Frozenlake 基準測試¶

在這篇文章中，我們將比較在強化學習 Gymnasium 套件中使用 Q-learning 演算法，於 FrozenLake 環境中不同地圖尺寸的效能。

依賴套件¶

首先，讓我們導入一些我們需要的依賴套件。

# Author: Andrea Pierré
# License: MIT License


from pathlib import Path
from typing import NamedTuple

import matplotlib.pyplot as plt
import numpy as np
import pandas as pd
import seaborn as sns
from tqdm import tqdm

import gymnasium as gym
from gymnasium.envs.toy_text.frozen_lake import generate_random_map


sns.set_theme()

# %load_ext lab_black

我們將使用的參數¶

class Params(NamedTuple):
    total_episodes: int  # Total episodes
    learning_rate: float  # Learning rate
    gamma: float  # Discounting rate
    epsilon: float  # Exploration probability
    map_size: int  # Number of tiles of one side of the squared environment
    seed: int  # Define a seed so that we get reproducible results
    is_slippery: bool  # If true the player will move in intended direction with probability of 1/3 else will move in either perpendicular direction with equal probability of 1/3 in both directions
    n_runs: int  # Number of runs
    action_size: int  # Number of possible actions
    state_size: int  # Number of possible states
    proba_frozen: float  # Probability that a tile is frozen
    savefig_folder: Path  # Root folder where plots are saved


params = Params(
    total_episodes=2000,
    learning_rate=0.8,
    gamma=0.95,
    epsilon=0.1,
    map_size=5,
    seed=123,
    is_slippery=False,
    n_runs=20,
    action_size=None,
    state_size=None,
    proba_frozen=0.9,
    savefig_folder=Path("../../_static/img/tutorials/"),
)
params

# Set the seed
rng = np.random.default_rng(params.seed)

# Create the figure folder if it doesn't exist
params.savefig_folder.mkdir(parents=True, exist_ok=True)

FrozenLake 環境¶

env = gym.make(
    "FrozenLake-v1",
    is_slippery=params.is_slippery,
    render_mode="rgb_array",
    desc=generate_random_map(
        size=params.map_size, p=params.proba_frozen, seed=params.seed
    ),
)

建立 Q 表格¶

在本教學中，我們將使用 Q-learning 作為我們的學習演算法，並使用 \(\epsilon\)-greedy 來決定在每個步驟選擇哪個動作。您可以查看參考文獻章節以複習一些理論。現在，讓我們建立我們的 Q 表格，並將其初始化為零，其中狀態數量作為行，動作數量作為列。

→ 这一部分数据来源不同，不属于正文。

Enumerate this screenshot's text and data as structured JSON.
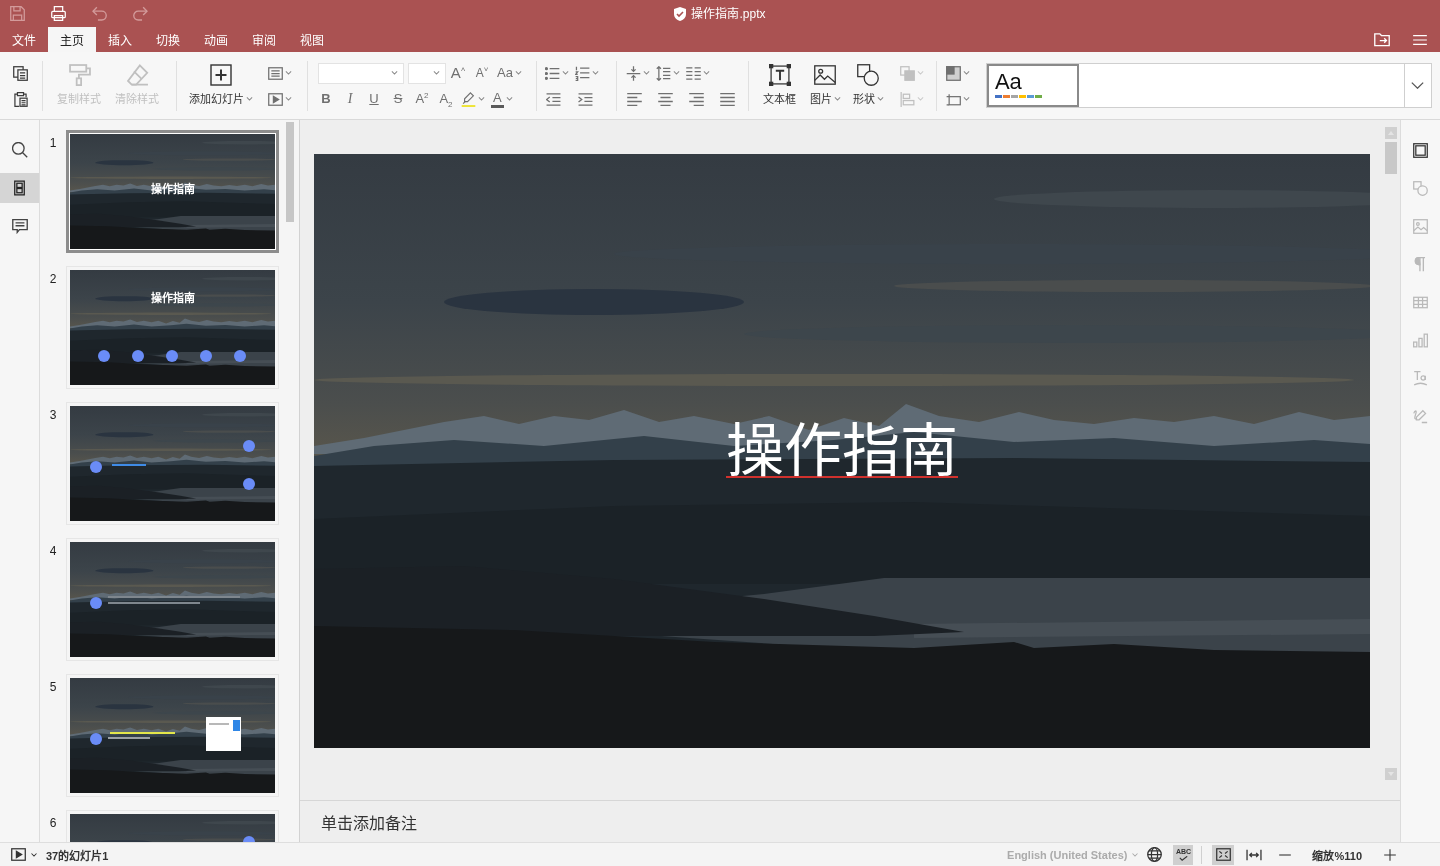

params = params._replace(action_size=env.action_space.n)
params = params._replace(state_size=env.observation_space.n)
print(f"Action size: {params.action_size}")
print(f"State size: {params.state_size}")


class Qlearning:
    def __init__(self, learning_rate, gamma, state_size, action_size):
        self.state_size = state_size
        self.action_size = action_size
        self.learning_rate = learning_rate
        self.gamma = gamma
        self.reset_qtable()

    def update(self, state, action, reward, new_state):
        """Update Q(s,a):= Q(s,a) + lr [R(s,a) + gamma * max Q(s',a') - Q(s,a)]"""
        delta = (
            reward
            + self.gamma * np.max(self.qtable[new_state, :])
            - self.qtable[state, action]
        )
        q_update = self.qtable[state, action] + self.learning_rate * delta
        return q_update

    def reset_qtable(self):
        """Reset the Q-table."""
        self.qtable = np.zeros((self.state_size, self.action_size))


class EpsilonGreedy:
    def __init__(self, epsilon):
        self.epsilon = epsilon

    def choose_action(self, action_space, state, qtable):
        """Choose an action `a` in the current world state (s)."""
        # First we randomize a number
        explor_exploit_tradeoff = rng.uniform(0, 1)

        # Exploration
        if explor_exploit_tradeoff < self.epsilon:
            action = action_space.sample()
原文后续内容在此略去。